The traditional account, as recorded in the Roman Breviary, is that Sixtus had a vision of Pope Saint Peter the Apostle and Saint Apollinaris of Ravenna, the first bishop of that see, who showed Peter, a young man, the next Bishop of Ravenna. When a group from Ravenna arrived, including Cornelius and his archdeacon Peter from Imola, Sixtus recognised Peter as the young man in his vision and consecrated him as a bishop.
In his extant homilies, Bishop Peter explained Biblical texts briefly and concisely. He also condemned Arianism and Monophysitism as heresies and explained the Apostles’ Creed, the mystery of the Incarnation and other topics in simple and clear language. He dedicated a series of homilies to Saint John the Baptist and the Blessed Virgin Mary. Peter advocated daily reception of Eucharist. He urged his listeners to confide in the forgiveness offered through Christ. His surviving works attest to the Church’s traditional beliefs about Mary’s perpetual virginity, the penitential value of Lent, Christ’s Eucharistic presence and the primacy of St. Peter and his successors. He shared the confidence of Saint Pope Leo I the Great (440-461), another doctor of the Church.

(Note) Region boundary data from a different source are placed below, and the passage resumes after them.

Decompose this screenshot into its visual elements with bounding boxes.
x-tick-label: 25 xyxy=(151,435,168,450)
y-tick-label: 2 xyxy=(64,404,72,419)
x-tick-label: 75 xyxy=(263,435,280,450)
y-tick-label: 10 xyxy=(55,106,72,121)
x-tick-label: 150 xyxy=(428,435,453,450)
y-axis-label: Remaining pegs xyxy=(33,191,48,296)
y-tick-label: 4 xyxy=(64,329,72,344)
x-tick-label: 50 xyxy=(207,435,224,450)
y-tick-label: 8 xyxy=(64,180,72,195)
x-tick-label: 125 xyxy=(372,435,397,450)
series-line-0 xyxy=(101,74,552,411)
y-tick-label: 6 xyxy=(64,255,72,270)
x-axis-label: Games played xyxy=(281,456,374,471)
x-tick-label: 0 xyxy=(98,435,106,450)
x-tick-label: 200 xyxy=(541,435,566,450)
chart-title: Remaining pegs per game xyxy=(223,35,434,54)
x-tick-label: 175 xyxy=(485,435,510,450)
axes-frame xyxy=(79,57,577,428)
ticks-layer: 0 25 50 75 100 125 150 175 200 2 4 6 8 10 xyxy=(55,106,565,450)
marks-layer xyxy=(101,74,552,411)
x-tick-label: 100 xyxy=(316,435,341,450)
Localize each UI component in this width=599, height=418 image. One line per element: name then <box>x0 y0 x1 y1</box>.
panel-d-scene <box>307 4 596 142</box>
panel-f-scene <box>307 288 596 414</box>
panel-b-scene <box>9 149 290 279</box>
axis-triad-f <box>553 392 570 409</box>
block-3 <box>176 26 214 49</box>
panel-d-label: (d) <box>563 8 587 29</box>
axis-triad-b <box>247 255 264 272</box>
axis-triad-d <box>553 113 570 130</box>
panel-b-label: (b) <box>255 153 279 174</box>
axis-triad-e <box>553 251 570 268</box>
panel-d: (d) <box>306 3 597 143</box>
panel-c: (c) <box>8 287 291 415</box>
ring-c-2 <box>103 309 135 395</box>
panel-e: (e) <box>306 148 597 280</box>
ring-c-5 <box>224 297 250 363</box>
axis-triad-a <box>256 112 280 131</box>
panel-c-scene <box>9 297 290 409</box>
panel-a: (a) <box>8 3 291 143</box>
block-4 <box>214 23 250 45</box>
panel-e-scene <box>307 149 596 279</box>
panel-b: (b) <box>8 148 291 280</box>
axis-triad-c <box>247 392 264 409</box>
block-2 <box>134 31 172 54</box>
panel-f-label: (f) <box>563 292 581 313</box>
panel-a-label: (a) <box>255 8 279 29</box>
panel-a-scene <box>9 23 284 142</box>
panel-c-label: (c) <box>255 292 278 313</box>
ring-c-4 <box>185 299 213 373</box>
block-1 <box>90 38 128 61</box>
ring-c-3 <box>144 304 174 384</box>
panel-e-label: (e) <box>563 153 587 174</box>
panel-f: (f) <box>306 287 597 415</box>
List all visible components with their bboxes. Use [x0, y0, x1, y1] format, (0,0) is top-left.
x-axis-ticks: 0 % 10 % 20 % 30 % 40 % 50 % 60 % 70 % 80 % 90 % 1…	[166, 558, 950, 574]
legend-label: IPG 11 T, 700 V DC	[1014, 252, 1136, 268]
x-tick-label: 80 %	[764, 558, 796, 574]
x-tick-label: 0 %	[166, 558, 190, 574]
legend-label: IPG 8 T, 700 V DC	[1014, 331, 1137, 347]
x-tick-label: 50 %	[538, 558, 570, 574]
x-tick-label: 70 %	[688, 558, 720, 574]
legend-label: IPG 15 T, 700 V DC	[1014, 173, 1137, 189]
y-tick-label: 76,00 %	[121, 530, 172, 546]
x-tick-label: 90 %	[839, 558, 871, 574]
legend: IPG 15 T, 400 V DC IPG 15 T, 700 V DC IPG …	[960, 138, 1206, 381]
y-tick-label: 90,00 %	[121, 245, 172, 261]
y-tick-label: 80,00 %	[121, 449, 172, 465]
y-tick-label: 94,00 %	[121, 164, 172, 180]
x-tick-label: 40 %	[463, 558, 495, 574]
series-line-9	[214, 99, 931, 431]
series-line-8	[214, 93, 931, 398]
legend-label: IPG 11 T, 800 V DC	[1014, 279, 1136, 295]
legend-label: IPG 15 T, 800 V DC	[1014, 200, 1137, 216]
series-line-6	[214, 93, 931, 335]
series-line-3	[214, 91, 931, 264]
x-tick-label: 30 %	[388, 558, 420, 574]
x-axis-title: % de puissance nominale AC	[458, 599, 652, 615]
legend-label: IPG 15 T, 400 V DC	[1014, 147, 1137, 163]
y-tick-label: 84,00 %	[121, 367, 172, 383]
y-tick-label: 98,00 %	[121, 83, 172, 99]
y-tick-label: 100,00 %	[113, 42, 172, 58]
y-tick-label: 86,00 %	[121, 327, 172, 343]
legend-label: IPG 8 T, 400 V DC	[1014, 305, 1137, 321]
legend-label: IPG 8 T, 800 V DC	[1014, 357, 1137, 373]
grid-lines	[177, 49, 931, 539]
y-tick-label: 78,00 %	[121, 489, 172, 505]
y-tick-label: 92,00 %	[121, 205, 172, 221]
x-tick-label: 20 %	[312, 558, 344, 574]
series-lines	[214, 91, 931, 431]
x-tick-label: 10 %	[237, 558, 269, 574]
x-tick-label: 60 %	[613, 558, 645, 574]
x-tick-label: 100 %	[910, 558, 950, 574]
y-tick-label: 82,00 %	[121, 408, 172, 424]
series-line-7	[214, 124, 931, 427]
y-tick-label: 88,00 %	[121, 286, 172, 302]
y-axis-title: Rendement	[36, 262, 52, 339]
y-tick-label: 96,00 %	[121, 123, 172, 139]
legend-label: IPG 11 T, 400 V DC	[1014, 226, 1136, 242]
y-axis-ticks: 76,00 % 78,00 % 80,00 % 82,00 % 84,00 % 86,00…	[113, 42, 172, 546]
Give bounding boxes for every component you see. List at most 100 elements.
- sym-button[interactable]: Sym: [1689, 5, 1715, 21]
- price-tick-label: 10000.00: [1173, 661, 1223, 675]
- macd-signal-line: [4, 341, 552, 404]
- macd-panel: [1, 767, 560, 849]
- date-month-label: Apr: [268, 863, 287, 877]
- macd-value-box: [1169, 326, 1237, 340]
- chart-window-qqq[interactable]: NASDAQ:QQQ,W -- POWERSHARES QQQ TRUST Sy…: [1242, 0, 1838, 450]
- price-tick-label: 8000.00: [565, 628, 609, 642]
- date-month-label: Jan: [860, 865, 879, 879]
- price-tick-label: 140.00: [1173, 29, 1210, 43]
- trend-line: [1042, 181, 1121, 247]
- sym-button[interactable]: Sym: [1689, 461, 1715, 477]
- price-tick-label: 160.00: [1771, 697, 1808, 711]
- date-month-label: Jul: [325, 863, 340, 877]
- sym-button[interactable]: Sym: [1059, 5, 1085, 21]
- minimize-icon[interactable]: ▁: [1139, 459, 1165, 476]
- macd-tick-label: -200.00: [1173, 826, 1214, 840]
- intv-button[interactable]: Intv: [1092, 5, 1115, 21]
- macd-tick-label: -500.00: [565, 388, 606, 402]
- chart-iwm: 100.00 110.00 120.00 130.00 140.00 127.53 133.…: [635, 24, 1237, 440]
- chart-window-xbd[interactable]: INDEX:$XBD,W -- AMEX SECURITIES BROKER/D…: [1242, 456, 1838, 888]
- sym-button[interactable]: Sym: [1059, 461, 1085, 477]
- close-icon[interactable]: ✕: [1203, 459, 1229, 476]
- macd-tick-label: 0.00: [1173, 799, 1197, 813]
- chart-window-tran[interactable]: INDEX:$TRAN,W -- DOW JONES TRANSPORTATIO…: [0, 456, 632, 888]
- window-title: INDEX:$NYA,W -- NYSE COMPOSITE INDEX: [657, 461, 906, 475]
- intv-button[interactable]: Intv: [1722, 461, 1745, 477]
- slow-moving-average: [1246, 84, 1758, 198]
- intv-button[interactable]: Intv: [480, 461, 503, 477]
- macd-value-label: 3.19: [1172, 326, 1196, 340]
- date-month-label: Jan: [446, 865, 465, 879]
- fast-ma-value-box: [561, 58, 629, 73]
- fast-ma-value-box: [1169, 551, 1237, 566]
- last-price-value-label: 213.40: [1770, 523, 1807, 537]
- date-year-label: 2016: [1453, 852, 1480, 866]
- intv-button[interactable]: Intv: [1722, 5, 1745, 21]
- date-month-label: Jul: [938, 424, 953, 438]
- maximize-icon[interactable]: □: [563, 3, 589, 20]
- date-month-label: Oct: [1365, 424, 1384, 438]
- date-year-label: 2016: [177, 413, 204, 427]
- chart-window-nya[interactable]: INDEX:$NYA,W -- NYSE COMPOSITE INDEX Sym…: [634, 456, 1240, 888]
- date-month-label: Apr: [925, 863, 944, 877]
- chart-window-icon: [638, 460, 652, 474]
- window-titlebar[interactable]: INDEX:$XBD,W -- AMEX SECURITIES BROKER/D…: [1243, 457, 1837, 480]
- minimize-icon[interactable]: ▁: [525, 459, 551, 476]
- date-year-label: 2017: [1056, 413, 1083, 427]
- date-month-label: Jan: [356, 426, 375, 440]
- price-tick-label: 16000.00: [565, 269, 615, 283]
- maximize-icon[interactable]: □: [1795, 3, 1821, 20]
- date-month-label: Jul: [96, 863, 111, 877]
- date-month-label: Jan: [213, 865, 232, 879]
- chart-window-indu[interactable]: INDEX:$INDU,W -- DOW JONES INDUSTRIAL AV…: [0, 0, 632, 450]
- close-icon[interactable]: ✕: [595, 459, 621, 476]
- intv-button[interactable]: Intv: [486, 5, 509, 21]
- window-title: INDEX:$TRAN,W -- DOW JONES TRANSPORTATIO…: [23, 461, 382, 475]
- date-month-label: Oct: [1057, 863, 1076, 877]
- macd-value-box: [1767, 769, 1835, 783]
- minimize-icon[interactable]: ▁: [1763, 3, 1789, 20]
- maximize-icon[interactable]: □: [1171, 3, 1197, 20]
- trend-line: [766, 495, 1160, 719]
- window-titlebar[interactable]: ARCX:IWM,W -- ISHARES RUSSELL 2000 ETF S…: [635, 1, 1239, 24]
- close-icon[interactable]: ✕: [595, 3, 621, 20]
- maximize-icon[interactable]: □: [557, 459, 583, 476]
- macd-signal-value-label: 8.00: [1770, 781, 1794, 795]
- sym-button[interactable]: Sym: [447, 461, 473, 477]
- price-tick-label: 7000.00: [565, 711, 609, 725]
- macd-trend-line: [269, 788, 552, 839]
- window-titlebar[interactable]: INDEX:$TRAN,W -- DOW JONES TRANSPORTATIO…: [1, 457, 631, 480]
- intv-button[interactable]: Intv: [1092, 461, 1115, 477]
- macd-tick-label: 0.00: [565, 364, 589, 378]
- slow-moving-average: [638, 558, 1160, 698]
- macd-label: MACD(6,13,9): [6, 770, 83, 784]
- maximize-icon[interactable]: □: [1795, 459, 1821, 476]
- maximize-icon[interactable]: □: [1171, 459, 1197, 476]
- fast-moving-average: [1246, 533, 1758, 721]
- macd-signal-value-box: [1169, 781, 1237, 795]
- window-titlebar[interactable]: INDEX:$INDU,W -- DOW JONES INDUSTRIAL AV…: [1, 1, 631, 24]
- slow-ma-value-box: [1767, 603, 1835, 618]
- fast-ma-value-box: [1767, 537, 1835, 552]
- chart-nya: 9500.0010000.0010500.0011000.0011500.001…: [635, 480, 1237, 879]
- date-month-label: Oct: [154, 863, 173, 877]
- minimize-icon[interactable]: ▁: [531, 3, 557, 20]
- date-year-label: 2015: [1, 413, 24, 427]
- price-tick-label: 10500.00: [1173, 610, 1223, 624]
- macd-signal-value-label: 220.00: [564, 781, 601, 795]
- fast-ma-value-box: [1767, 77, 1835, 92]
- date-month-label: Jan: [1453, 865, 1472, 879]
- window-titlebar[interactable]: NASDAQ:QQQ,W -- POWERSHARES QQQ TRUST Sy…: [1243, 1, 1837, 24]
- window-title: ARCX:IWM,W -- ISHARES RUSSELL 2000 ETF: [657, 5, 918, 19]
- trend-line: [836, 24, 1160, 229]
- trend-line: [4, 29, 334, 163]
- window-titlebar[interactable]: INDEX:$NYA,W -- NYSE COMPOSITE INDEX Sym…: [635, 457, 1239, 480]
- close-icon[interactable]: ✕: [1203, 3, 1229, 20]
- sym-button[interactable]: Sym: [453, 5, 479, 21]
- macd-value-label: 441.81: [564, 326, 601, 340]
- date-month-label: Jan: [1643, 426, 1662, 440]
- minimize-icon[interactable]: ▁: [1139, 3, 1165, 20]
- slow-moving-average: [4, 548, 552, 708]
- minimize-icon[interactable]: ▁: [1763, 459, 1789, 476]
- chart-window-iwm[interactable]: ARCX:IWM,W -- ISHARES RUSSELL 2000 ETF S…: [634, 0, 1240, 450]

A synod held in Constantinople in 448 condemned Eutyches for Monophysitism; Eutyches then appealed to Peter Chrysologus but failed in his endeavour to win the support of the Bishop. The Acts of the Council of Chalcedon (451) preserves the text of letter of Saint Peter Chrysologus in response to Eutyches; Peter admonishes Eutyches to accept the ruling of the synod and to give obedience to the Bishop of Rome as the successor of Saint Peter.
Archbishop Felix of Ravenna in the early eighth century collected and preserved 176 of his homilies. Various authors edited and translated these works into numerous languages.
St Peter died circa or after 450 during a visit to Imola, the town of his birth. Older reference books say he died on 2 December but a more recent interpretation of the ninth-century “Liber Pontificalis Ecclesiae Ravennatis” indicated that he died on 31 July.
When in 1729 he was declared a Doctor of the Church, his feast day, not already included in the Tridentine Calendar, was inserted in the General Roman Calendar for celebration on 4 December. In 1969 his feast was moved to 30 July, as close as possible to the day of his death, 31 July, the feast day of Saint Ignatius of Loyola.
A contemporary portrait of Saint Peter Chrysologus, found in the mosaics of the Church of San Giovanni Evangelista in Ravenna, depicts him among the members of the eastern and western imperial family, showing his extraordinary influence.